OSCPA staff report
The AICPA has asked Congress to extend the Paycheck Protection Program’s March 31 application deadline at least 60 days and the IRS and the Department of the Treasury to extend the April 15 tax filing and payment deadline to June 15.
The March 9 letter signed by AICPA President and CEO Barry Melancon, CPA, CGMA, says small businesses risk being unable to apply in time for funding during the current round of the PPP because of numerous significant system issues, operational process changes and recent guidance released by the administration of President Joe Biden.
The letter asking for an extension to the tax filing deadline, said a delayed start of Feb. 12 to the 2021 filing season, a second round of Paycheck Protection loans, changes to the Employee Retention Credit and delayed processing of 2019 returns have combined to make a delay necessary.
The March 10 passage of the American Rescue Plan Act (H.R. 1319) also requires the IRS to issue another round of economic impact payments ($1,400 this time). This is going to create a capacity issue for the IRS to handle tax filings by April 15.
“Maintaining the April 15 filing and payment deadline does not reflect the real-world hardship and challenges imposed on taxpayers and tax professionals,” the AICPA wrote in a letter you can read in its entirety here. AICPA President & CEO Barry C. Melancon also discussed the recommendation March 4 at an AICPA online “town hall” session. (You can view the video here, click on the video titled "AICPA Town Hall - March 4 Edition" and go to the 13-minute mark.)

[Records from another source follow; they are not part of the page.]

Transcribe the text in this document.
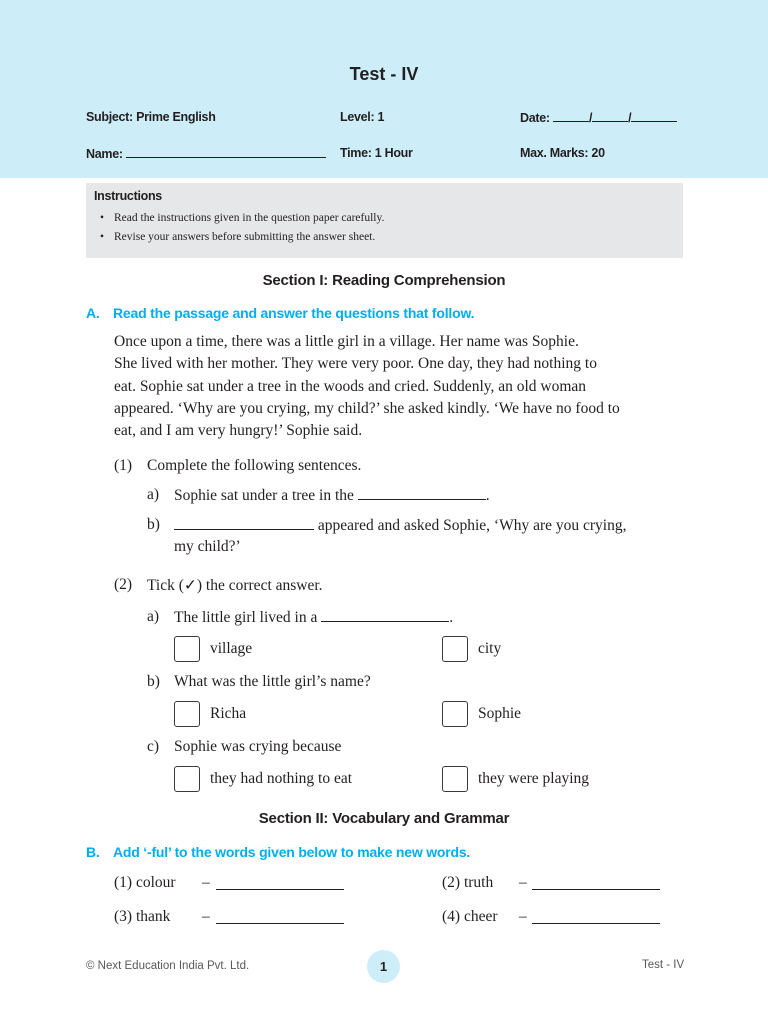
Test - IV
Subject: Prime English	Level: 1	Date:	/	/
Name:	Time: 1 Hour	Max. Marks: 20
Instructions
• Read the instructions given in the question paper carefully.
• Revise your answers before submitting the answer sheet.
Section I: Reading Comprehension
A. Read the passage and answer the questions that follow.
Once upon a time, there was a little girl in a village. Her name was Sophie.
She lived with her mother. They were very poor. One day, they had nothing to
eat. Sophie sat under a tree in the woods and cried. Suddenly, an old woman
appeared. ‘Why are you crying, my child?’ she asked kindly. ‘We have no food to
eat, and I am very hungry!’ Sophie said.
(1) Complete the following sentences.
a) Sophie sat under a tree in the	.
b)	appeared and asked Sophie, ‘Why are you crying,
my child?’
(2) Tick (✓) the correct answer.
a) The little girl lived in a	.
village	city
b) What was the little girl’s name?
Richa	Sophie
c) Sophie was crying because
they had nothing to eat	they were playing
Section II: Vocabulary and Grammar
B. Add ‘-ful’ to the words given below to make new words.
(1) colour –	(2) truth –
(3) thank –	(4) cheer –
© Next Education India Pvt. Ltd.	1	Test - IV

However, the position seems to be at odds with many OSCPA members, two-thirds of whom voted in a recent Town Hall poll to maintain the April 15 deadline.
In its letter, the AICPA acknowledged concerns “that a postponement of the filing and payment deadlines will create additional burdens on taxpayers and tax professionals, such as systemic failures in processing the extended returns and subsequent erroneous notices.” However, it wrote that “surrounding circumstances,” including those listed above, make a postponement necessary.